The Notch signalling pathway is an essential signal transducer which regulates many different decisions in cell biology. These are crucial for embryonic development and for the maintenance of adult tissue. In its simplest form an extracellular protein/ ligand activates the pathway by binding to the Notch receptor protein on the outside of the cell. This leads to a cleavage event such that the intracellular portion of the receptor is released, travels to the nucleus, where it forms a complex to activate specific genes responsible for regulating cell behaviour. Aberrant loss or gain of Notch activity is associated with many human developmental disorders, adult onset diseases and cancers, making it a key target for therapeutic intervention. We have recently identified a new property of one of the activators or ligands of Notch signalling, which indicates the ligand can bind to phospholipids. Phospholipids are molecules which form the major component of the limiting cell membrane and vesicles with various transport functions. This project aims to understand in great detail how the ligand binds to phospholipid and how this interaction affects Notch binding, signalling and regulation. This will give us new insights into how the Notch signalling pathway works, how various diseases linked to the pathway arise, and will give us new ways of designing drugs such as monoclonal antibodies or small molecule activators or inhibitors .These may prove invaluable in a clinical and/ or research setting to manipulate the Notch signal.

This grant aims to investigate the structural and functional significance of a novel property of the N-terminus of Jagged-1, identified by structure determination. We wish to establish the role of this novel property in the molecular mechanisms underlying Notch binding, trans-activation and cis-inhibition. Using the well-established collaboration between the Lea (biophysics) and Handford (biochemical) laboratories, we will investigate i) the structural basis for this novel property in other Notch ligands belonging to the Jagged/Serrate and Delta-like families (Drosophila Serrate, human J-2, human Dll-1,-4) using X-ray crystallography , NMR and SPR methods ii) the functional importance of this novel property for Notch binding, trans-activation and cis-inhibition using molecular and cellular assays including ELISA, flow cytometry and luciferase complementation reporter assays. These data will give new mechanistic insights into the Notch signalling pathway which may be tested in in vivo models, provide a rational basis for the design of novel modulating antagonists and agonists, and facilitate the understanding of a number of diseases caused by mutations in genes encoding Notch ligands. Results will be disseminated at international conferences on Notch function which are held annually, and any commercial exploitation handled by ISIS Innovation, university of Oxford.
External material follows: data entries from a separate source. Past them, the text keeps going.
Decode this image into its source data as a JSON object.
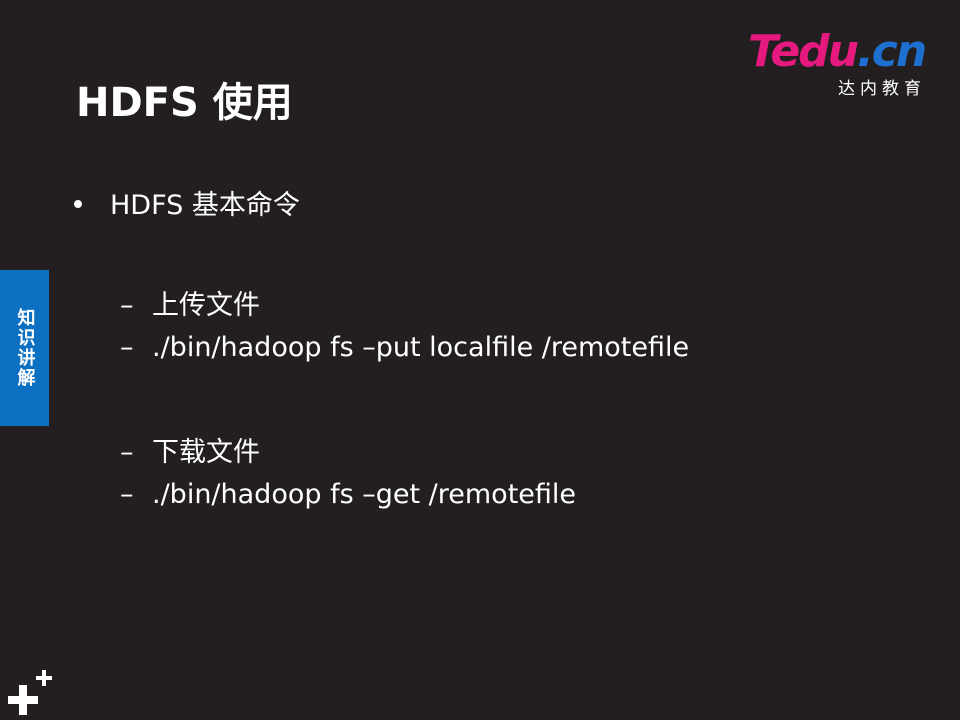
{
  "slide": {
    "title": "HDFS 使用",
    "logo": {
      "brand_t": "T",
      "brand_edu": "edu",
      "brand_dot": ".",
      "brand_cn": "cn",
      "subtitle": "达内教育"
    },
    "side_tab": "知识讲解",
    "bullet": "HDFS 基本命令",
    "sub_items": [
      {
        "dash": "–",
        "text": "上传文件"
      },
      {
        "dash": "–",
        "text": "./bin/hadoop fs –put localfile /remotefile"
      },
      {
        "dash": "–",
        "text": "下载文件"
      },
      {
        "dash": "–",
        "text": "./bin/hadoop fs –get  /remotefile"
      }
    ]
  },
  "colors": {
    "background": "#231f20",
    "tab_blue": "#0b6fc2",
    "logo_pink": "#e6197f",
    "logo_blue": "#1d6fd0"
  }
}
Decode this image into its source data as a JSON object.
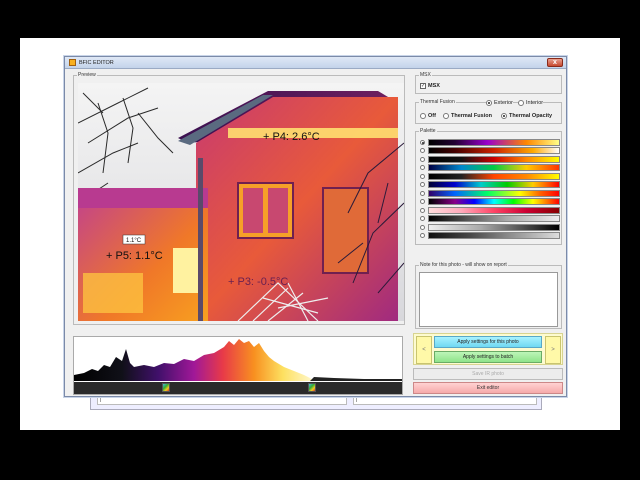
{
  "window": {
    "title": "BFIC EDITOR",
    "close_glyph": "x"
  },
  "preview": {
    "label": "Preview",
    "markers": [
      {
        "id": "P4",
        "text": "+ P4: 2.6°C"
      },
      {
        "id": "P5",
        "text": "+ P5: 1.1°C"
      },
      {
        "id": "P3",
        "text": "+ P3: -0.5°C"
      }
    ],
    "small_tag": "1.1°C"
  },
  "msx": {
    "group_label": "MSX",
    "checkbox_label": "MSX",
    "checked": true
  },
  "thermal_fusion": {
    "group_label": "Thermal Fusion",
    "exterior_label": "Exterior",
    "interior_label": "Interior",
    "off_label": "Off",
    "fusion_label": "Thermal Fusion",
    "opacity_label": "Thermal Opacity",
    "selected_mode": "Thermal Opacity",
    "selected_env": "Exterior"
  },
  "palette": {
    "group_label": "Palette",
    "swatches": [
      "linear-gradient(90deg,#000,#203 20%,#90c 45%,#f80 75%,#ff8 100%)",
      "linear-gradient(90deg,#000,#400 20%,#c20 50%,#fa0 80%,#fff 100%)",
      "linear-gradient(90deg,#000,#111 25%,#c00 50%,#f80 75%,#ff0 100%)",
      "linear-gradient(90deg,#004,#08c 25%,#0c4 50%,#fc0 75%,#f30 100%)",
      "linear-gradient(90deg,#000,#222 25%,#f40 50%,#f80 75%,#ff0 100%)",
      "linear-gradient(90deg,#003,#00c 20%,#0cc 40%,#0c0 60%,#fc0 80%,#f00 100%)",
      "linear-gradient(90deg,#306,#06f 20%,#0f6 45%,#ff0 70%,#f60 85%,#f00 100%)",
      "linear-gradient(90deg,#000,#808 20%,#00f 35%,#0ff 50%,#0f0 65%,#ff0 80%,#f00 100%)",
      "linear-gradient(90deg,#fdd,#fab 25%,#f46 50%,#c03 75%,#800 100%)",
      "linear-gradient(90deg,#000,#555 30%,#aaa 60%,#eee 100%)",
      "linear-gradient(90deg,#eee,#aaa 40%,#555 70%,#000 100%)",
      "linear-gradient(90deg,#111,#444 30%,#888 60%,#ddd 100%)"
    ],
    "selected_index": 0
  },
  "note": {
    "group_label": "Note for this photo - will show on report"
  },
  "buttons": {
    "prev_glyph": "<",
    "next_glyph": ">",
    "apply_photo": "Apply settings for this photo",
    "apply_batch": "Apply settings to batch",
    "save_ir": "Save IR photo",
    "exit": "Exit editor"
  },
  "background_window": {
    "left_glyph": "|",
    "right_glyph": "|"
  },
  "colors": {
    "accent_cyan": "#70d8f2",
    "accent_green": "#8fe38a",
    "exit_red": "#f6aaaa"
  }
}
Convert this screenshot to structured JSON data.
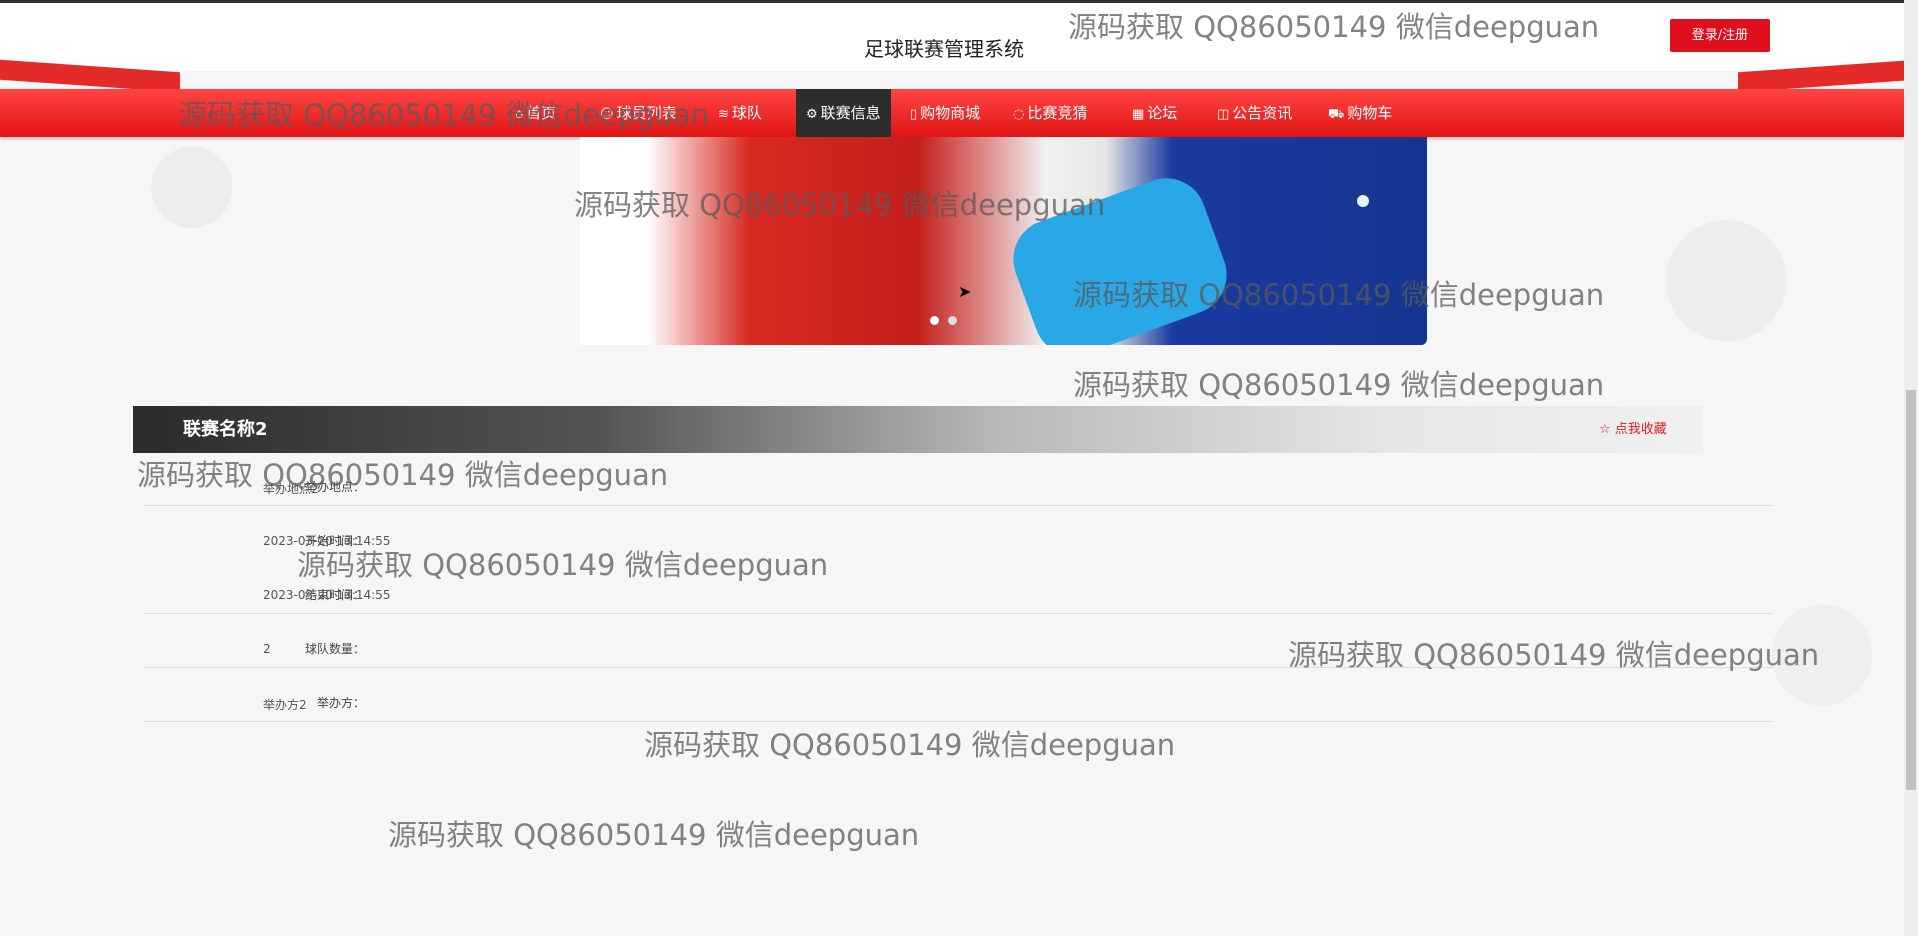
{
  "site": {
    "title": "足球联赛管理系统",
    "login_label": "登录/注册"
  },
  "nav": [
    {
      "label": "首页",
      "icon": "home-icon"
    },
    {
      "label": "球员列表",
      "icon": "user-icon"
    },
    {
      "label": "球队",
      "icon": "layers-icon"
    },
    {
      "label": "联赛信息",
      "icon": "gear-icon"
    },
    {
      "label": "购物商城",
      "icon": "doc-icon"
    },
    {
      "label": "比赛竞猜",
      "icon": "circle-icon"
    },
    {
      "label": "论坛",
      "icon": "building-icon"
    },
    {
      "label": "公告资讯",
      "icon": "megaphone-icon"
    },
    {
      "label": "购物车",
      "icon": "cart-icon"
    }
  ],
  "league": {
    "name": "联赛名称2",
    "favorite_label": "点我收藏",
    "fields": [
      {
        "label": "举办地点：",
        "value": "举办地点2"
      },
      {
        "label": "开始时间：",
        "value": "2023-03-20 13:14:55"
      },
      {
        "label": "结束时间：",
        "value": "2023-03-20 13:14:55"
      },
      {
        "label": "球队数量：",
        "value": "2"
      },
      {
        "label": "举办方：",
        "value": "举办方2"
      }
    ]
  },
  "watermark": "源码获取 QQ86050149 微信deepguan",
  "colors": {
    "accent": "#e00f1c",
    "nav_active": "#2d2d2d"
  }
}
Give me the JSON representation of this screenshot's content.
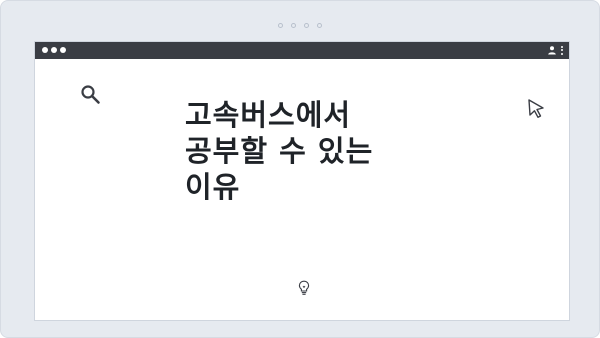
{
  "article": {
    "title_lines": [
      "고속버스에서",
      "공부할 수 있는",
      "이유"
    ]
  },
  "icons": {
    "search": "search-icon",
    "cursor": "cursor-arrow-icon",
    "lightbulb": "lightbulb-icon",
    "user": "user-icon",
    "menu": "more-vertical-icon"
  },
  "colors": {
    "background": "#e6eaf0",
    "titlebar": "#3a3d44",
    "title_text": "#1f2328"
  }
}
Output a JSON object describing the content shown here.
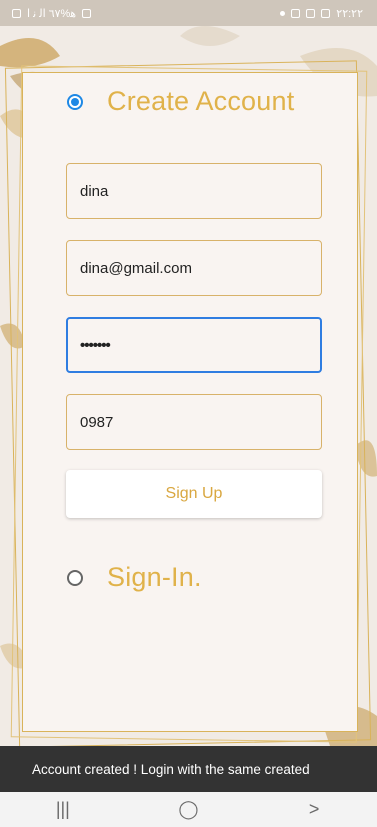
{
  "status_bar": {
    "left_text": "ﻫ%٦٧ ﺍﻟ ﻧ ﺍ",
    "time": "٢٢:٢٢"
  },
  "form": {
    "create_account_label": "Create Account",
    "create_account_selected": true,
    "name_value": "dina",
    "email_value": "dina@gmail.com",
    "password_value": "•••••••",
    "phone_value": "0987",
    "signup_label": "Sign Up",
    "signin_label": "Sign-In.",
    "signin_selected": false
  },
  "snackbar": {
    "message": "Account created ! Login with the same created"
  },
  "navbar": {
    "recent_glyph": "|||",
    "home_glyph": "◯",
    "back_glyph": ">"
  },
  "colors": {
    "accent_gold": "#e0b24a",
    "focus_blue": "#2f7de1",
    "snackbar_bg": "#333333"
  }
}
The central role of the Notch signalling pathway in metazoan development and homeostasis is such that any new mechanistic insight should prove invaluable in understanding the normal functions of this pathway in different aspects of biology as well as giving new insight into a plethora of diseases associated with Notch signalling. The new data presented in this application have already significantly enhanced our understanding of the molecular basis of Alagille syndrome which may be associated with genetic mutations in human Jagged-1. It has also facilitated research in other fields namely complement regulation, since we have identified the N-terminal region of Jagged-1 to be a ligand for CD46, a complement regulator.
At this early stage the focus of the research is on mechanistic understanding which is valuable to other researchers, but there is clearly potential to develop reagents which may be clinically valuable to the public such as monoclonal antibodies which inhibit Notch signalling. Such reagents are likely to be valuable in the treatment of breast, melanoma, and T-cell acute lymphoblastic leukemia which are all associated with abberant Notch signalling. Both Professors Handford and Lea are part of a CRUK Programme grant which aims to develop monoclonal antibodies which can inhibit Notch signalling. Thus there is an established infrastructure and pipeline already in place to exploit the findings of this research. ISIS Innovation, the University of Oxford technology transfer company , according to the usual terms applied by the MRC will exploit any intellectual property arising from this grant.
Both Professors Handford and Lea believe that public understanding of science is an important aspect of scientific endeavour. We expect that our discoveries would be communicated to the public by the MRC for which we would willingly provide any support, such as oral or written presentations. We will also use other Public Understanding of Science events such as University of Science Open Days, School visits, Support Group visits, to publicise our work and its relevance to disease.